Mr CROSS - One can argue, of course, that it might have some effect, but not only Queensland will be paid this amount. The same rate will be paid for hospital beds throughout Australia. The same amount will be paid in all States, and it will cancel this effect. The honourable member for Lilley, with his knowledge of finance, should realise that very well. Let us take the position as it applies now. Fifty-five per cent of the people of Queensland belong to medical and hospital benefits funds. They contribute to a lesser degree than do people in the other States to private medical benefits funds. The Commonwealth makes a contribution towards the claims lodged on these funds. Because fewer people in Queensland belong to the private medical benefits or funds and because all Australians pay tax, under the present scheme the people of Queensland arc missing out at both ends. On the one hand they get nothing back from the tax they pay because they do not belong to the private medical benefits or hospitals benefits funds. On the other hand, because they do not get this return they subsidise the hospital benefits and medical benefits for people in every other State of the Commonwealth. At the same time Queensland carries the burden of a free hospital system that the people of Queensland want.

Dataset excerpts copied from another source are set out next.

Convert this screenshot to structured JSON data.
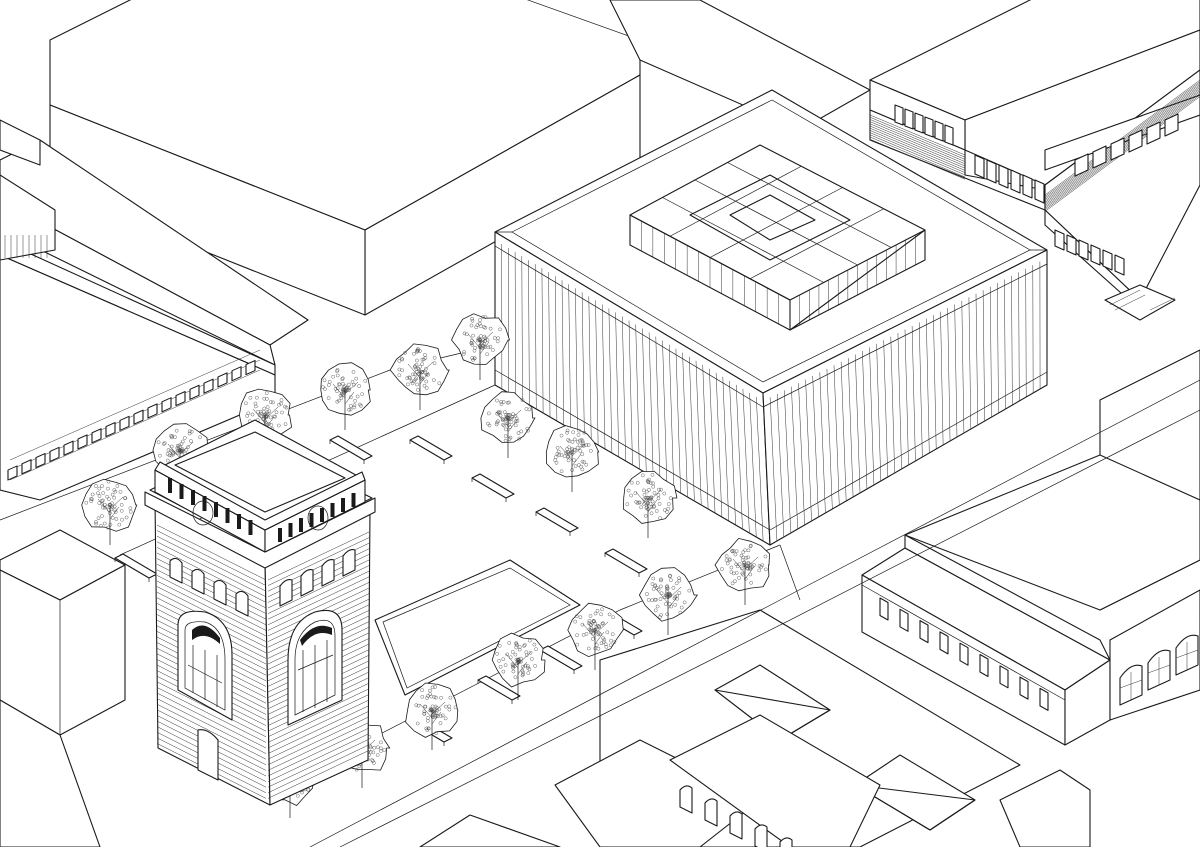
{
  "drawing": {
    "type": "axonometric-line-drawing",
    "colors": {
      "ink": "#1a1a1a",
      "paper": "#ffffff"
    },
    "elements": [
      "water-tower",
      "library-cube",
      "courtyard-pavilion",
      "plaza-trees",
      "plaza-benches",
      "reflecting-pool",
      "warehouse-left",
      "industrial-hall-right",
      "depot-building",
      "context-blocks"
    ]
  }
}
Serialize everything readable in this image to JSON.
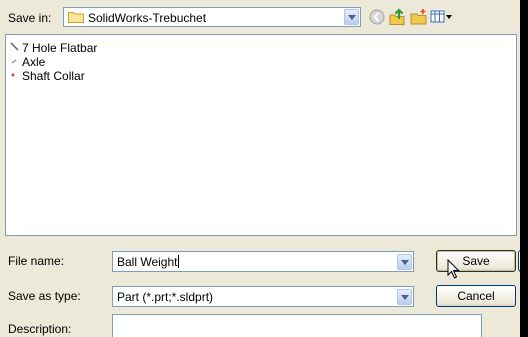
{
  "save_in": {
    "label": "Save in:",
    "value": "SolidWorks-Trebuchet"
  },
  "files": [
    {
      "name": "7 Hole Flatbar",
      "icon": "part-file-icon"
    },
    {
      "name": "Axle",
      "icon": "part-file-icon"
    },
    {
      "name": "Shaft Collar",
      "icon": "part-file-icon"
    }
  ],
  "file_name": {
    "label": "File name:",
    "value": "Ball Weight"
  },
  "save_as_type": {
    "label": "Save as type:",
    "value": "Part (*.prt;*.sldprt)"
  },
  "description": {
    "label": "Description:",
    "value": ""
  },
  "buttons": {
    "save": "Save",
    "cancel": "Cancel"
  },
  "colors": {
    "dialog_bg": "#ece9d8",
    "field_border": "#7f9db9",
    "button_border": "#003c74"
  }
}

The Labor Party health scheme is a fair, equitable and efficient scheme. It cuts out the inefficiencies of the multiplicity of funds. No commissions will be paid to chemists and the like for the collection of contributions because the money will be collected by the Taxation Office. The same assistance will apply across the Commonwealth. I would be the first to agree that there will be a difficult transitional period because honourable members opposite are trying to pretend to the people of Queensland that there is nothing for them in the Labor health scheme. The truth is the contrary. Free hospitals are under threat because of the credit squeeze I have outlined in brief to the Parliament. The present Government offers no solution to that problem. The Labor Party will solve this problem not only in Queensland but also throughout Australia. The present free hospital system is a great comfort and protection to people in Queensland. It does not do them much good if they happen to go across the border into Tweed Heads or other parts of Australia where they are not covered. Under a Labor scheme all the people of Australia will enjoy free hospitals and free hospitals will continue in Queensland.